In modern applications, its hard to argue that any of these requirements can be overlooked. But if you don't have a bursty traffic model and do not need a globally accessible service then you are not yet excluded from using a Sql database...

Sql databases still have a very good use. Leaving aside the fact that they remain largely a more stable platform due to there maturity compared with the relative youthful NoSql technologies, Sql databases make a great tool for data-mining. That is, to make use of the Sql JOIN operator across multiple tables to 'slice' the data. If you are working with a normalized schema, Sql queries provide the ability to draw conclusions from a body of data with more freedom than a document database. Document databases demand that you specify the kind of report you will want up front at design-time. With a Sql database, or at least a tool that provides a Sql type language interface, you can build up reports based on the relationships built into the tables.

By reporting in this context, I primarily mean the types of back end office reports that might be needed on a daily, weekly or monthly basis. These type of reports are largely back office type reports, that tend to grow as the business rules change. The type of reports I mean reveal insight and are built up further on top of existing tables and views. This type of gradual evolution is brought about by in-house report writers, who know the schema well. These reports take time to write, as well as time to run. But that time is acceptable because of the advantages that they lend the business.

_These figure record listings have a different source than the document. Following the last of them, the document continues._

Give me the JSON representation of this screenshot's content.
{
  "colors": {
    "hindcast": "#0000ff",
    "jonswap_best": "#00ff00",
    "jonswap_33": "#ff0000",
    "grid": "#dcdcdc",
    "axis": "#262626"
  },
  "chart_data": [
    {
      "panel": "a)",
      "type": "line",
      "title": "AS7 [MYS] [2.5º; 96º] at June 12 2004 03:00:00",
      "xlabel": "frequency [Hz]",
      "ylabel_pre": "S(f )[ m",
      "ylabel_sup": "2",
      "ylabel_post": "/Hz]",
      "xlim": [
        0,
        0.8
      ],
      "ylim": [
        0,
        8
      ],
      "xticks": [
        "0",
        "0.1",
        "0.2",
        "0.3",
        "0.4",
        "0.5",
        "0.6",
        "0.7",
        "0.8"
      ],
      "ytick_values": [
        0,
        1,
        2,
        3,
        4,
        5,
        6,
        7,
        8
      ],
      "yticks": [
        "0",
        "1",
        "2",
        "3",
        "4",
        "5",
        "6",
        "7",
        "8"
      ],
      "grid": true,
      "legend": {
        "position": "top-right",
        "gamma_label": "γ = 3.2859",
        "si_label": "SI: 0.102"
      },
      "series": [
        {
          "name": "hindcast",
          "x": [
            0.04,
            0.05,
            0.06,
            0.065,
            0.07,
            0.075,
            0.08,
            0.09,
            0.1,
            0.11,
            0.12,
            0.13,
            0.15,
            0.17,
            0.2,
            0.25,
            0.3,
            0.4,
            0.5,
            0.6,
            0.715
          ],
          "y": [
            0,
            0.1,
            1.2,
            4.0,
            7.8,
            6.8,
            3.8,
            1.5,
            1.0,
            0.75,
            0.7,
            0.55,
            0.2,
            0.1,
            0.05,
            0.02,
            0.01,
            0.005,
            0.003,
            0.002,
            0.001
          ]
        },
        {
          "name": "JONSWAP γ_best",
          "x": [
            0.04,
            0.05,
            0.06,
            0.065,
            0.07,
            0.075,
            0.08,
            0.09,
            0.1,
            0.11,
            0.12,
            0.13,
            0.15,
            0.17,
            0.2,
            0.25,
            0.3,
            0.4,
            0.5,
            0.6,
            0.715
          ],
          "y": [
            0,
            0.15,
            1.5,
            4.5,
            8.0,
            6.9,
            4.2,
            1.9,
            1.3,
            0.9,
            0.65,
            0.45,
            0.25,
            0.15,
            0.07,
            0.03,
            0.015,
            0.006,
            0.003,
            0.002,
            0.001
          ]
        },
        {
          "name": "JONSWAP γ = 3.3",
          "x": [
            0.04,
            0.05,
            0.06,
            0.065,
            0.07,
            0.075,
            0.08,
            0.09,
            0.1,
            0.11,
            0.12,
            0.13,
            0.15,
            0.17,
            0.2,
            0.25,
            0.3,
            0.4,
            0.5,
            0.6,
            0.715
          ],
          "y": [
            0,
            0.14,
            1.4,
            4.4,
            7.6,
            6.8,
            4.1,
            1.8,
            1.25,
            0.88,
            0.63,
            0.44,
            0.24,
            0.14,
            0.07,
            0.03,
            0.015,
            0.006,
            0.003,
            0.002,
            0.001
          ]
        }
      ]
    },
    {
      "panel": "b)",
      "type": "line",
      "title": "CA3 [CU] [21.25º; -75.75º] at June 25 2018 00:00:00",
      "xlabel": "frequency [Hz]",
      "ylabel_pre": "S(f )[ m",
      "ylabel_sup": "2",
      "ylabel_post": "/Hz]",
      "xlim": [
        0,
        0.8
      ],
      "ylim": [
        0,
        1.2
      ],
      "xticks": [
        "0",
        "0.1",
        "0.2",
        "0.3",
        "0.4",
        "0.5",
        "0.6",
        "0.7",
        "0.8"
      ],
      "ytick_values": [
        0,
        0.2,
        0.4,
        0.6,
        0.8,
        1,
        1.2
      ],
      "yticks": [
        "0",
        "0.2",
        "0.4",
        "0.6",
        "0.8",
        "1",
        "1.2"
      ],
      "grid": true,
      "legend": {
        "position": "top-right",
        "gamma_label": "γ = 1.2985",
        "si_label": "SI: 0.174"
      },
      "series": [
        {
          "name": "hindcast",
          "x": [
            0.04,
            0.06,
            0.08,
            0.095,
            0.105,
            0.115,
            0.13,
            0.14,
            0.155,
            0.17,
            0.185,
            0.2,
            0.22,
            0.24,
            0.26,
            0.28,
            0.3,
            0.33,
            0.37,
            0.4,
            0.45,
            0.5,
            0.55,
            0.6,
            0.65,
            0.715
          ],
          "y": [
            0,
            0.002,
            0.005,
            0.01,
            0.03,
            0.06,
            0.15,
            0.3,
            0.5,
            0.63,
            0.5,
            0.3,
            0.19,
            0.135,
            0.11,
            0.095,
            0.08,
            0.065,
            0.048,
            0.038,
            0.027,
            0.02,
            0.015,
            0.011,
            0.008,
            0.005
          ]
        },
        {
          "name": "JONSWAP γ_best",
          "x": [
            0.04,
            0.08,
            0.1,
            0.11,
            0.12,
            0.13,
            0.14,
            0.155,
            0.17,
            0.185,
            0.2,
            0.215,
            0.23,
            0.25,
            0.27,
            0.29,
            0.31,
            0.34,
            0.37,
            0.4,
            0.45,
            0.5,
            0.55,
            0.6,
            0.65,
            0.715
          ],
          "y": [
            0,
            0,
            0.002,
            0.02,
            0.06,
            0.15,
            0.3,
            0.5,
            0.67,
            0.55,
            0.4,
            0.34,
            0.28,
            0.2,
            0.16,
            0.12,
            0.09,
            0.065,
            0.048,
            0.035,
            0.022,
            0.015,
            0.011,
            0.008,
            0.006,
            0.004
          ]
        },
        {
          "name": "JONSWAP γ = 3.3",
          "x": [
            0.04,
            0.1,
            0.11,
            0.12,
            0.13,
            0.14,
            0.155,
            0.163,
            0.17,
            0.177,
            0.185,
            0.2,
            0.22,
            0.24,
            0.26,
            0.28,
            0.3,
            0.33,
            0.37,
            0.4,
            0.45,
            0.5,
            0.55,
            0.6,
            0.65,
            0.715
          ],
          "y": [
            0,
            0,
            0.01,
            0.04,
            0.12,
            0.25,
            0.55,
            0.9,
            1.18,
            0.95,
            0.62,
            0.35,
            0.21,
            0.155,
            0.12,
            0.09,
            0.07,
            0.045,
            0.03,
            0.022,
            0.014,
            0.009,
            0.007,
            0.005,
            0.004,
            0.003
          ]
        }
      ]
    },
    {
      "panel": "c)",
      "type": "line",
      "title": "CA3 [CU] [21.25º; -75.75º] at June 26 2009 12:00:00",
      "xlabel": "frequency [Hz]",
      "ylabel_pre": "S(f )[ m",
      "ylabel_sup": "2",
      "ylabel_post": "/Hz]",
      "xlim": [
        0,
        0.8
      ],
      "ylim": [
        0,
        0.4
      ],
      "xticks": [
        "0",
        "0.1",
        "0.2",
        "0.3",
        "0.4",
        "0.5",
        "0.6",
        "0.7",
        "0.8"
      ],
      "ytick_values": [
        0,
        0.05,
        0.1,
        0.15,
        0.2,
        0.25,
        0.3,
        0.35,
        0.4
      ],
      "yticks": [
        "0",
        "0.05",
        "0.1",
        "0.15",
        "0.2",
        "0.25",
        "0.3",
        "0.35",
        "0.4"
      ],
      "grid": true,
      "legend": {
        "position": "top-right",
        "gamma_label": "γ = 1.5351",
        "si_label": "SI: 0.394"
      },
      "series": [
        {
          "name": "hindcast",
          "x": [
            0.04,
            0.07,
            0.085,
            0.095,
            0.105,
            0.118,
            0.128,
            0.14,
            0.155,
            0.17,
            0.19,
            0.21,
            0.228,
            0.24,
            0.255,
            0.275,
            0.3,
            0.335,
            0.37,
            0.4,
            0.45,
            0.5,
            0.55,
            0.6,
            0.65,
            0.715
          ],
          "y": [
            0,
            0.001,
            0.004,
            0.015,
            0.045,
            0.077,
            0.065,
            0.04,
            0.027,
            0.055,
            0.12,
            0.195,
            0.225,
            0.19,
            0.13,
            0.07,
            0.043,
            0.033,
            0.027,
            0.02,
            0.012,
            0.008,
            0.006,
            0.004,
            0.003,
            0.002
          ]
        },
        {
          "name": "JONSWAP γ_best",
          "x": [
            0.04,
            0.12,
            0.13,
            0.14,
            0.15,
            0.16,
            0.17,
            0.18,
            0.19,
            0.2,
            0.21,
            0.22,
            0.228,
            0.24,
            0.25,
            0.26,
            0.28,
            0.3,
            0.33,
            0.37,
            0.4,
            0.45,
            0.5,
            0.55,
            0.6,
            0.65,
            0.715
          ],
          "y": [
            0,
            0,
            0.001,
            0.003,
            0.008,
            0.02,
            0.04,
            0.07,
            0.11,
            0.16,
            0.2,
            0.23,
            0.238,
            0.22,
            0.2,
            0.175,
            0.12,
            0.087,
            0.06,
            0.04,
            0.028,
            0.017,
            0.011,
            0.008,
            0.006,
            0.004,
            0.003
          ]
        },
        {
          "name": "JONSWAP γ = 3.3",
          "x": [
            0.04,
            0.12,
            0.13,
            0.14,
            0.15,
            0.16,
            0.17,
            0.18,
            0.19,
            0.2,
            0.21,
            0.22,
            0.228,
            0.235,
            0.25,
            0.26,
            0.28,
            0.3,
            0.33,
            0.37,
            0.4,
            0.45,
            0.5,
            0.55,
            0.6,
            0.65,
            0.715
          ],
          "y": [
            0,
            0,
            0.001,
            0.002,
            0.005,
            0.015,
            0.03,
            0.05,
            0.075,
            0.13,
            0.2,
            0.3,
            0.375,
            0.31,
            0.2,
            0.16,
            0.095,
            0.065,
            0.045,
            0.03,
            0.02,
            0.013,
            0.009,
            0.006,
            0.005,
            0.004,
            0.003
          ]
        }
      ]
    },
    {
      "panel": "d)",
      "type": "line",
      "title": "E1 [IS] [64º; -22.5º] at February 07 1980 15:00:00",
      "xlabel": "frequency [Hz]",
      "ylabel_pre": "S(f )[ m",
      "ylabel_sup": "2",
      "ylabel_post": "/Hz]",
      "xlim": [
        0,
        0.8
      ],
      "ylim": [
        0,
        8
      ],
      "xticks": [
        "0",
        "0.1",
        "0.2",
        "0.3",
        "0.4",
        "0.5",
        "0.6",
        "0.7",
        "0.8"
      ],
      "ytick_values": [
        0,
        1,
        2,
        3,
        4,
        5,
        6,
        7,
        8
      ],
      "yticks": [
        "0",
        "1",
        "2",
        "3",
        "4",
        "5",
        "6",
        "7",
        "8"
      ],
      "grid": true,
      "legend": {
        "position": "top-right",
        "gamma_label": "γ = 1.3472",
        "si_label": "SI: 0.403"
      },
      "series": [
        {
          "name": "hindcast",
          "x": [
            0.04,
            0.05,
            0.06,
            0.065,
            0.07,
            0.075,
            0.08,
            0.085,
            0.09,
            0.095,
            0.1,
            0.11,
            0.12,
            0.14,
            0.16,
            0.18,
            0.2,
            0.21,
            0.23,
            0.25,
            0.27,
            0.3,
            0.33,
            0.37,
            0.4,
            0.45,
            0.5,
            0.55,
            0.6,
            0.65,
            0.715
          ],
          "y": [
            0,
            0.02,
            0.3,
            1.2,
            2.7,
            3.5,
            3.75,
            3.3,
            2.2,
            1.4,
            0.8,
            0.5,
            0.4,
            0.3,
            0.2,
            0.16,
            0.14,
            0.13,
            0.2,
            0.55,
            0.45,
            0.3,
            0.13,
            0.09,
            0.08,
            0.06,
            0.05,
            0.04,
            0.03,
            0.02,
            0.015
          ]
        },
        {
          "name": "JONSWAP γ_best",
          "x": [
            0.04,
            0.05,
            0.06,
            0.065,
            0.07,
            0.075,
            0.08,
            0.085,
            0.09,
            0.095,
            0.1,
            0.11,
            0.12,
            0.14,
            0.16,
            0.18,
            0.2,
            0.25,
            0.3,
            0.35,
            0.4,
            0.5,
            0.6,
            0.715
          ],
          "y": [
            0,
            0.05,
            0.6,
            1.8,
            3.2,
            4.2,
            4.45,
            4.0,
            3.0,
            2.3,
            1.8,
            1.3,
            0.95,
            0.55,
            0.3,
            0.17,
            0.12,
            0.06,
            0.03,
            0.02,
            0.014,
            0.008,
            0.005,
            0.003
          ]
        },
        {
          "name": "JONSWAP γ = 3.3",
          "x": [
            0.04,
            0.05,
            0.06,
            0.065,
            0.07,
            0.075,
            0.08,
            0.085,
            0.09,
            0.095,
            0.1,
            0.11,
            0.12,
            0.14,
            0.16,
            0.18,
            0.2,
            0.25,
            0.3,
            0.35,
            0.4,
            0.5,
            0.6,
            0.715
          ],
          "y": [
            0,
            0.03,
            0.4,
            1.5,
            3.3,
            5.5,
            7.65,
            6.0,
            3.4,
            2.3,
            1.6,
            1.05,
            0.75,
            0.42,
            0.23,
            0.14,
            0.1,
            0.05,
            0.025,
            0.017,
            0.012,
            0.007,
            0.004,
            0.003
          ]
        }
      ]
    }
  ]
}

In contrast, when lots of users need to see top level summaries of data quickly, a document database would be a much better tool for the job. Dashboards headline figures can be useful debugging as well as marketing tools, but they are not the type of reports that are suited to a Sql database. When website response time is important, do not put a report generated from a Sql database on the home page (hopefully we all learned this by now, right?!)

It is easy to get caught up in the momentum and success of the NoSql movement. But it can be difficult to tell what benefits it will bring to your application, and at what cost. Hopefully this article offers you a balanced view. Its fun to be an early adopter, but I would exercise caution before binning the old Sql reporting database in favour of the latest and greatest.